Soundtrack album by Ilaiyaraaja
- Released: 1986
- Genre: Film soundtrack
- Length: 22:43
- Language: Tamil
- Label: Echo
- Producer: Ilaiyaraaja

= Mouna Ragam (soundtrack) =

The soundtrack to the 1986 Tamil-language romantic drama film Mouna Ragam features five songs composed by Ilaiyaraaja and written by Vaali. The album was released through Echo on double LP, which features three songs on each side of the record, with "Nilaave Vaa" appearing twice. The film and its soundtrack was dubbed in Telugu, under the same name, whose adapted lyrics were written by Rajasri.

== Background ==
Mouna Ragam is Ilayaraaja's fourth and Vaali's second collaboration with Mani Ratnam; the composer had previously worked with Ratnam on the latter's debut film Pallavi Anu Pallavi (1983) and the lyricist worked on Pagal Nilavu (1985).

According to Martin Clayton, Trevor Herbert and Richard Middleton's 2003 book The Cultural Study of Music: A Critical Introduction, "Oho Megam Vandhadho" (featuring several teenage girls dancing) is a resemblance of Broadway and MTV style singing-and-dancing, that combined American music with Indian vocals (S. Janaki was the playback singer); the book further added that the song is a reworking of Gene Kelly's "Singin' in the Rain". The instrumental theme was partially inspired by the "Love Theme from Flashdance" from Flashdance (1983).

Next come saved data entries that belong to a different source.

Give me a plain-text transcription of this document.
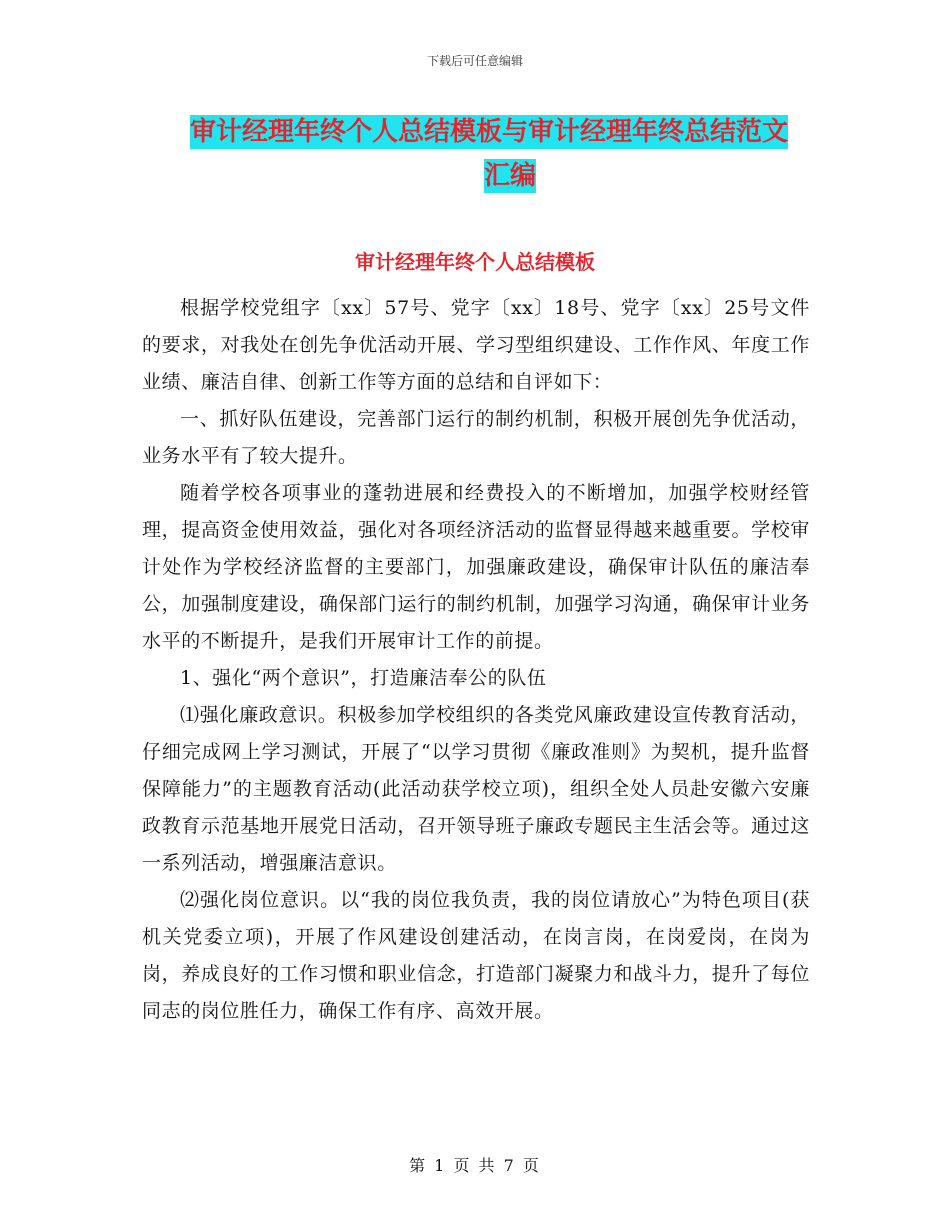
下载后可任意编辑
审计经理年终个人总结模板与审计经理年终总结范文
汇编
审计经理年终个人总结模板

根据学校党组字〔xx〕57号、党字〔xx〕18号、党字〔xx〕25号文件的要求，对我处在创先争优活动开展、学习型组织建设、工作作风、年度工作业绩、廉洁自律、创新工作等方面的总结和自评如下：

一、抓好队伍建设，完善部门运行的制约机制，积极开展创先争优活动，业务水平有了较大提升。

随着学校各项事业的蓬勃进展和经费投入的不断增加，加强学校财经管理，提高资金使用效益，强化对各项经济活动的监督显得越来越重要。学校审计处作为学校经济监督的主要部门，加强廉政建设，确保审计队伍的廉洁奉公，加强制度建设，确保部门运行的制约机制，加强学习沟通，确保审计业务水平的不断提升，是我们开展审计工作的前提。

1、强化“两个意识”，打造廉洁奉公的队伍

⑴强化廉政意识。积极参加学校组织的各类党风廉政建设宣传教育活动，仔细完成网上学习测试，开展了“以学习贯彻《廉政准则》为契机，提升监督保障能力”的主题教育活动(此活动获学校立项)，组织全处人员赴安徽六安廉政教育示范基地开展党日活动，召开领导班子廉政专题民主生活会等。通过这一系列活动，增强廉洁意识。

⑵强化岗位意识。以“我的岗位我负责，我的岗位请放心”为特色项目(获机关党委立项)，开展了作风建设创建活动，在岗言岗，在岗爱岗，在岗为岗，养成良好的工作习惯和职业信念，打造部门凝聚力和战斗力，提升了每位同志的岗位胜任力，确保工作有序、高效开展。

第 1 页 共 7 页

The majority of songs are set in Carnatic ragas; "Mandram Vandha" is set in Keeravani, with Natabhairavi notes. "Chinna Chinna Vanna Kuyil" is set in Gourimanohari, "Nilaave Vaa" is set in Sankarabharanam, and "Panivizhum Iravu" is set in Natabhairavi. The soundtrack accompanies classical instruments such as sarangi, nadaswaram, sitar used in the background score, while synth instruments and orchestral music is also included.

==Track listing==
=== Tamil ===

| No. | Title | Singer(s) | Length |
|---|---|---|---|
| 1. | "Oho Megam Vandhadho" | S. Janaki | 4:25 |
| 2. | "Nilaave Vaa" | S. P. Balasubrahmanyam | 4:36 |
| 3. | "Chinna Chinna Vanna Kuyil" | S. Janaki | 4:24 |
| 4. | "Panivizhum Iravu" | S. P. Balasubrahmanyam, S. Janaki | 4:32 |
| 5. | "Mandram Vandha" | S. P. Balasubrahmanyam | 4:46 |
| Total length: |  |  | 22:43 |

=== Telugu ===

| No. | Title | Singer(s) | Length |
|---|---|---|---|
| 1. | "Thadi Thadi Thalapu" | S. P. Balasubrahmanyam, S. P. Sailaja | 4:46 |
| 2. | "Cheli Raavaa" | S. P. Balasubrahmanyam | 5:00 |
| 3. | "Oho Meghamochene" | S. Janaki | 4:27 |
| 4. | "Chinni Chinni Koyilale" | S. Janaki | 4:27 |
| 5. | "Mallepoola Challagaali" | S. P. Balasubrahmanyam | 4:48 |
| Total length: |  |  | 23:28 |

== Reception ==
A review from Ananda Vikatan named Ilaiyaraaja's music as one of the main aspects, beside the cinematography and performances. The duo Jayamanmadhan's review for Kalki was however critical of the song "Panivizhum Iravu" as one of the film's minus points, due to its pacing. (Note: In their review, the duo did not mention the name of the song, but mentioned that it was shot in Agra.) However, Shruti Ramakrishnan of The Hindu praised its composition as "brilliant" with the "percussion gets you hooked and the chorus is almost eerie". Rakesh Mehar of The News Minute said that "Ilaiyaraaja's wonderful songs stay with you long after the film fades from memory". On the film's 30th anniversary, Sify's Mahesh Pallavoor Raghunathan praised Ilayaraaja for using silence as music "to bring about an impact within the minds of the viewers". Pavithra Srinivasan of Rediff.com described the music as "impeccable".

== Other versions ==
"Mandram Vandha" was later adapted by Ilaiyaraaja and used twice in the 2007 Hindi film, Cheeni Kum as its title track and "Sooni Sooni".